Natan il profeta fu mandato da Dio al re Davide per rivelargli la gravità del
suo peccato (2 Sam 12,1). E dopo avergli narrato la parabola della pecorella e
aver ottenuto l’indignazione del re per il delitto compiuto dall’uomo ricco
della favola, quel profeta pronuncia una delle frasi più tremende della Bibbia:
«Quell’uomo sei tu» (12,7). Davide non maledì Natan, riconobbe il suo delitto e
recitò il suo miserere: «Ho peccato contro il Signore» (12,13). Il
Salmo continua la preghiera lì dove l’aveva interrotta il secondo libro di
Samuele: «Contro di te, contro te solo ho peccato, quello che è male ai tuoi
occhi, io l’ho fatto» (Salmo 51,6). Davide è grande anche per il suo miserere,
grande come il suo peccato.
Siamo di fronte a una delle pagine che hanno inventato l’etica della colpa.
Non è l’unica pagina (ce ne sono di immense anche nei miti greci), ma il
peccato di Davide e la sua gestione sono tra le parole prime del grande
discorso sulla colpa, che si è aggiunto a quello, più arcaico e ancora vivo,
dell’etica della vergogna. Nella colpa è lo sguardo di Dio a vederci nel
segreto e a denunciare il nostro delitto; nella vergogna è lo sguardo degli
altri a scoprirci, condannarci e punirci. Il passaggio dalla vergogna alla
colpa (mai del tutto compiuto e netto) ha rappresentato, per molti aspetti, un
salto etico della civiltà e delle religioni, ma anche l’etica della colpa
conosce le sue patologie e ha prodotto e produce i suoi danni.

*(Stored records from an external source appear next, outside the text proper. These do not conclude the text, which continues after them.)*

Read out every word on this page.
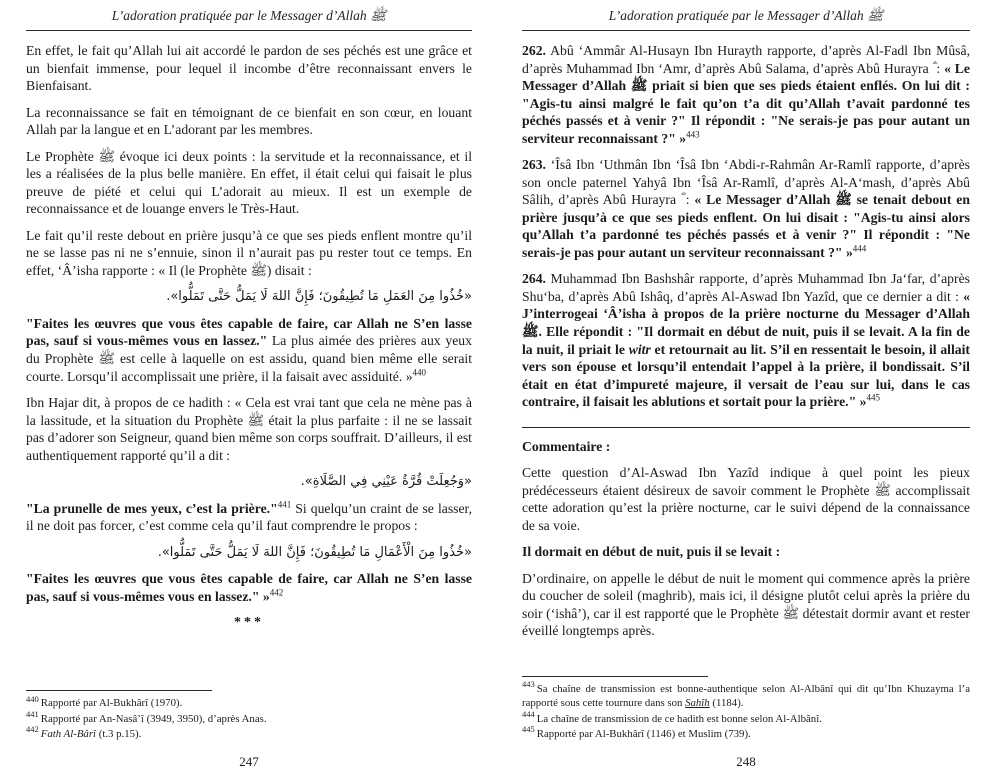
L’adoration pratiquée par le Messager d’Allah ﷺ

En effet, le fait qu’Allah lui ait accordé le pardon de ses péchés est une grâce et un bienfait immense, pour lequel il incombe d’être reconnaissant envers le Bienfaisant.

La reconnaissance se fait en témoignant de ce bienfait en son cœur, en louant Allah par la langue et en L’adorant par les membres.

Le Prophète ﷺ évoque ici deux points : la servitude et la reconnaissance, et il les a réalisées de la plus belle manière. En effet, il était celui qui faisait le plus preuve de piété et celui qui L’adorait au mieux. Il est un exemple de reconnaissance et de louange envers le Très-Haut.

Le fait qu’il reste debout en prière jusqu’à ce que ses pieds enflent montre qu’il ne se lasse pas ni ne s’ennuie, sinon il n’aurait pas pu rester tout ce temps. En effet, ‘Â’isha rapporte : « Il (le Prophète ﷺ) disait :

«خُذُوا مِنَ العَمَلِ مَا تُطِيقُونَ؛ فَإِنَّ اللهَ لَا يَمَلُّ حَتَّى تَمَلُّوا».

"Faites les œuvres que vous êtes capable de faire, car Allah ne S’en lasse pas, sauf si vous-mêmes vous en lassez." La plus aimée des prières aux yeux du Prophète ﷺ est celle à laquelle on est assidu, quand bien même elle serait courte. Lorsqu’il accomplissait une prière, il la faisait avec assiduité. »$^{440}$

Ibn Hajar dit, à propos de ce hadith : « Cela est vrai tant que cela ne mène pas à la lassitude, et la situation du Prophète ﷺ était la plus parfaite : il ne se lassait pas d’adorer son Seigneur, quand bien même son corps souffrait. D’ailleurs, il est authentiquement rapporté qu’il a dit :

«وَجُعِلَتْ قُرَّةُ عَيْنِي فِي الصَّلَاةِ».

"La prunelle de mes yeux, c’est la prière."$^{441}$ Si quelqu’un craint de se lasser, il ne doit pas forcer, c’est comme cela qu’il faut comprendre le propos :

«خُذُوا مِنَ الْأَعْمَالِ مَا تُطِيقُونَ؛ فَإِنَّ اللهَ لَا يَمَلُّ حَتَّى تَمَلُّوا».

"Faites les œuvres que vous êtes capable de faire, car Allah ne S’en lasse pas, sauf si vous-mêmes vous en lassez." »$^{442}$

***
$^{440}$ Rapporté par Al-Bukhârî (1970).
$^{441}$ Rapporté par An-Nasâ’î (3949, 3950), d’après Anas.
$^{442}$ Fath Al-Bârî (t.3 p.15).
247
L’adoration pratiquée par le Messager d’Allah ﷺ

262. Abû ‘Ammâr Al-Husayn Ibn Hurayth rapporte, d’après Al-Fadl Ibn Mûsâ, d’après Muhammad Ibn ‘Amr, d’après Abû Salama, d’après Abû Hurayra ؓ : « Le Messager d’Allah ﷺ priait si bien que ses pieds étaient enflés. On lui dit : "Agis-tu ainsi malgré le fait qu’on t’a dit qu’Allah t’avait pardonné tes péchés passés et à venir ?" Il répondit : "Ne serais-je pas pour autant un serviteur reconnaissant ?" »$^{443}$

263. ‘Îsâ Ibn ‘Uthmân Ibn ‘Îsâ Ibn ‘Abdi-r-Rahmân Ar-Ramlî rapporte, d’après son oncle paternel Yahyâ Ibn ‘Îsâ Ar-Ramlî, d’après Al-A‘mash, d’après Abû Sâlih, d’après Abû Hurayra ؓ : « Le Messager d’Allah ﷺ se tenait debout en prière jusqu’à ce que ses pieds enflent. On lui disait : "Agis-tu ainsi alors qu’Allah t’a pardonné tes péchés passés et à venir ?" Il répondit : "Ne serais-je pas pour autant un serviteur reconnaissant ?" »$^{444}$

264. Muhammad Ibn Bashshâr rapporte, d’après Muhammad Ibn Ja‘far, d’après Shu‘ba, d’après Abû Ishâq, d’après Al-Aswad Ibn Yazîd, que ce dernier a dit : « J’interrogeai ‘Â’isha à propos de la prière nocturne du Messager d’Allah ﷺ. Elle répondit : "Il dormait en début de nuit, puis il se levait. A la fin de la nuit, il priait le witr et retournait au lit. S’il en ressentait le besoin, il allait vers son épouse et lorsqu’il entendait l’appel à la prière, il bondissait. S’il était en état d’impureté majeure, il versait de l’eau sur lui, dans le cas contraire, il faisait les ablutions et sortait pour la prière." »$^{445}$

Commentaire :

Cette question d’Al-Aswad Ibn Yazîd indique à quel point les pieux prédécesseurs étaient désireux de savoir comment le Prophète ﷺ accomplissait cette adoration qu’est la prière nocturne, car le suivi dépend de la connaissance de sa voie.

Il dormait en début de nuit, puis il se levait :

D’ordinaire, on appelle le début de nuit le moment qui commence après la prière du coucher de soleil (maghrib), mais ici, il désigne plutôt celui après la prière du soir (‘ishâ’), car il est rapporté que le Prophète ﷺ détestait dormir avant et rester éveillé longtemps après.

$^{443}$ Sa chaîne de transmission est bonne-authentique selon Al-Albânî qui dit qu’Ibn Khuzayma l’a rapporté sous cette tournure dans son Sahîh (1184).
$^{444}$ La chaîne de transmission de ce hadith est bonne selon Al-Albânî.
$^{445}$ Rapporté par Al-Bukhârî (1146) et Muslim (739).
248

La cultura della colpa è all’origine di gravi forme di schiavitù, non solo
psicologiche o spirituali. Ha impedito a troppe persone di fare l’esperienza
della libertà e della liberazione perché inchiodati in perenni crescenti sensi
di colpa, quasi sempre inventati o amplificati. Ciò accade ed è accaduto quando
l’esperienza della colpa non è preceduta e accompagnata dall’esperienza più
fondativa dell’essere amati e quindi liberati anche dai nostri sensi di colpa,
dalla certezza che non siamo amati perché senza colpa ma di
essere amati-e-basta, che siamo prima innocenti e poi colpevoli, che nessuna
colpa può cancellare l’immagine di Dio eredità dell’Adam, perché Caino ha
ucciso Abele, ma non la sua somiglianza con Dio. Perché se è vero, come ci
ricorda Davide, che «fin dalla nascita sono nella colpa, peccatore mi ha
concepito mia madre» (51,7), i profeti ci ricordano che prima siamo
amati: «Prima di formarti nel grembo materno, ti conoscevo» (Ger 1,5). La
cultura della colpa è molto pericolosa perché offusca questa priorità d’amore,
perché ci toglie la gioia («fammi sentire la letizia»: 51,10), ci blocca dentro
i nostri demeriti, ci concentra narcisisticamente sul nostro ombelico morale e
non ci fa più vedere la bellezza gratuita che ci circonda.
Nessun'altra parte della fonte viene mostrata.